Working in Large Projects

Gamecraft Agent excels at handling projects of all scales, though large codebases benefit from strategic context management approaches.

This guide provides proven techniques for effectively working with extensive development projects.

Context Window Fundamentals

Gamecraft Agent operates using advanced large language models (LLMs) that process information within a finite "context window." This represents the maximum volume of text (measured in tokens) that the model can analyze simultaneously. Exceeding this limit may result in incomplete understanding of your requests or reduced response accuracy.

The context window encompasses:

  • System prompts (core instructions for Gamecraft Agent)

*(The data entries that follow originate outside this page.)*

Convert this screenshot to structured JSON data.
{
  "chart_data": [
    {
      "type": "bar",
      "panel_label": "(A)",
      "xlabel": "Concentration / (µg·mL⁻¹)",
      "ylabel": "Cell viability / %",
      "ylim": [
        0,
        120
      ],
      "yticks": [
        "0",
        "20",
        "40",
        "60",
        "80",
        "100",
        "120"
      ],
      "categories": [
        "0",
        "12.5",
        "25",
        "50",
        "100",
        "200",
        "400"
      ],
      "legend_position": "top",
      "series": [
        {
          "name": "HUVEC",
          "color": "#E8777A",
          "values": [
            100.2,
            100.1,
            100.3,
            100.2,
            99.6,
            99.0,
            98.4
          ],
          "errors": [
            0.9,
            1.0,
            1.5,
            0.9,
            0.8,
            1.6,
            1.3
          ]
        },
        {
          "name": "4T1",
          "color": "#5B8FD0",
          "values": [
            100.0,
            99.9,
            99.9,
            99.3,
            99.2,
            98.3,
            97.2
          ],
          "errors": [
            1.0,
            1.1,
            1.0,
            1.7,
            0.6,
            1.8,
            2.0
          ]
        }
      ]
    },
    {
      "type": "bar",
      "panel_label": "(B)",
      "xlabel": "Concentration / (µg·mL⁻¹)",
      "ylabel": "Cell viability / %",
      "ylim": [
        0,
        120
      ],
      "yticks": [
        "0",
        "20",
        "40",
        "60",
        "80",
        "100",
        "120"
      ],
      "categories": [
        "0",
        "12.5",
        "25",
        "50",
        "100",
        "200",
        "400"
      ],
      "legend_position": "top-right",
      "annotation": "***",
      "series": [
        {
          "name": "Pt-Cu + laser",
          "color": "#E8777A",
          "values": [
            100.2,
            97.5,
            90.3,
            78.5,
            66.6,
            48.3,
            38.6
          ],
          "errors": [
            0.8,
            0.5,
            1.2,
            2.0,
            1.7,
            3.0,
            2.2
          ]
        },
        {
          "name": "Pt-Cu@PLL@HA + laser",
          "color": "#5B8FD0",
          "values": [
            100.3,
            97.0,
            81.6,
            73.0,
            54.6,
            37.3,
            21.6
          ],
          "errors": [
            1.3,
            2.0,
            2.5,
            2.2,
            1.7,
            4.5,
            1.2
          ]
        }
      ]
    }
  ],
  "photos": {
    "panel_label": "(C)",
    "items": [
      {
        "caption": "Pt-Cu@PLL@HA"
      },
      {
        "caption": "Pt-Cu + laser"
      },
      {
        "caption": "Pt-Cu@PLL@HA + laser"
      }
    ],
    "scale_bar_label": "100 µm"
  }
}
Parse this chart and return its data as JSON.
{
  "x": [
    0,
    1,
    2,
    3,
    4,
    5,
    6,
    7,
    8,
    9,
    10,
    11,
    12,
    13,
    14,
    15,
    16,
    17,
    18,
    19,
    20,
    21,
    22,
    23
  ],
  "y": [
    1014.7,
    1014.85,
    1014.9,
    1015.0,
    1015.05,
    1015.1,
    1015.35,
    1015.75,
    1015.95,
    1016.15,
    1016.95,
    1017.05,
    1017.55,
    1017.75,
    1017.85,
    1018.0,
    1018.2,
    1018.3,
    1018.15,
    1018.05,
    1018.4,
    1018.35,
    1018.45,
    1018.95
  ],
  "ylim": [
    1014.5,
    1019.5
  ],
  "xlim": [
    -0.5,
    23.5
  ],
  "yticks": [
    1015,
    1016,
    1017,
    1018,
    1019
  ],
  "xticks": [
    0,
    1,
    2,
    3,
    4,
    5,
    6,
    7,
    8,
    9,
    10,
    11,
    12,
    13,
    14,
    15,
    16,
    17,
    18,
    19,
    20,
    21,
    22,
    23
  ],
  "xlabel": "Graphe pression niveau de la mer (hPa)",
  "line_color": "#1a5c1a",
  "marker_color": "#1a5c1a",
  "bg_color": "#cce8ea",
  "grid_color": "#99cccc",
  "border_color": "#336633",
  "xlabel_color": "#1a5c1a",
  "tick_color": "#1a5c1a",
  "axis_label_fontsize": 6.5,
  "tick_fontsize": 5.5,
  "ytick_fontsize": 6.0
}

  • Complete conversation history

  • Content from files referenced using @ mentions or drag-and-drop to context

  • Output from executed commands and integrated tools

Effective Context Management Strategies

  1. Maintain Precision: When referencing code elements, utilize exact file paths and function names. Avoid ambiguous references such as "the main file" that can confuse the agent's understanding.

  2. Leverage Context Mentions Strategically: Employ @/path/to/file.ts to include specific files in your context. Use @problems to incorporate current errors and warnings. Reference specific Git commits with @ followed by a commit hash for historical context.

  3. Decompose Complex Tasks: Segment large-scale tasks into smaller, focused sub-tasks. This approach maintains context clarity and improves Gamecraft Agent's ability to provide accurate assistance.

  4. Implement Strategic Summarization: When dealing with extensive code sections, consider providing concise summaries of relevant portions in your prompt rather than including entire code blocks.

  5. Optimize Conversation History: Gamecraft Agent automatically manages conversation history by truncating older messages to maintain context window efficiency. Stay aware of this behavior and re-include critical context when necessary.

  6. Utilize Prompt Caching: Take advantage of prompt caching capabilities offered by API providers. This feature caches your prompts for future tasks, reducing both cost and response latency.

Practical Example: Large File Refactoring

Consider a scenario where you need to refactor an extensive C# MonoBehavior script file (Assets/Scripts/MyScript.cs). Here's an effective approach:

  1. Initial Code Analysis:

    @/Assets/Scripts/MyScript.cs List the functions and behaviors in this file.
  2. Targeted Function Modification:

    @/Assets/Scripts/MyScript.cs Refactor the `processData` function to be asynchronous.
  3. Incremental Implementation: Execute small, focused changes while reviewing and validating each modification step.

By decomposing the task and providing precise context, you can efficiently work with large files while respecting Gamecraft Agent's context window limitations.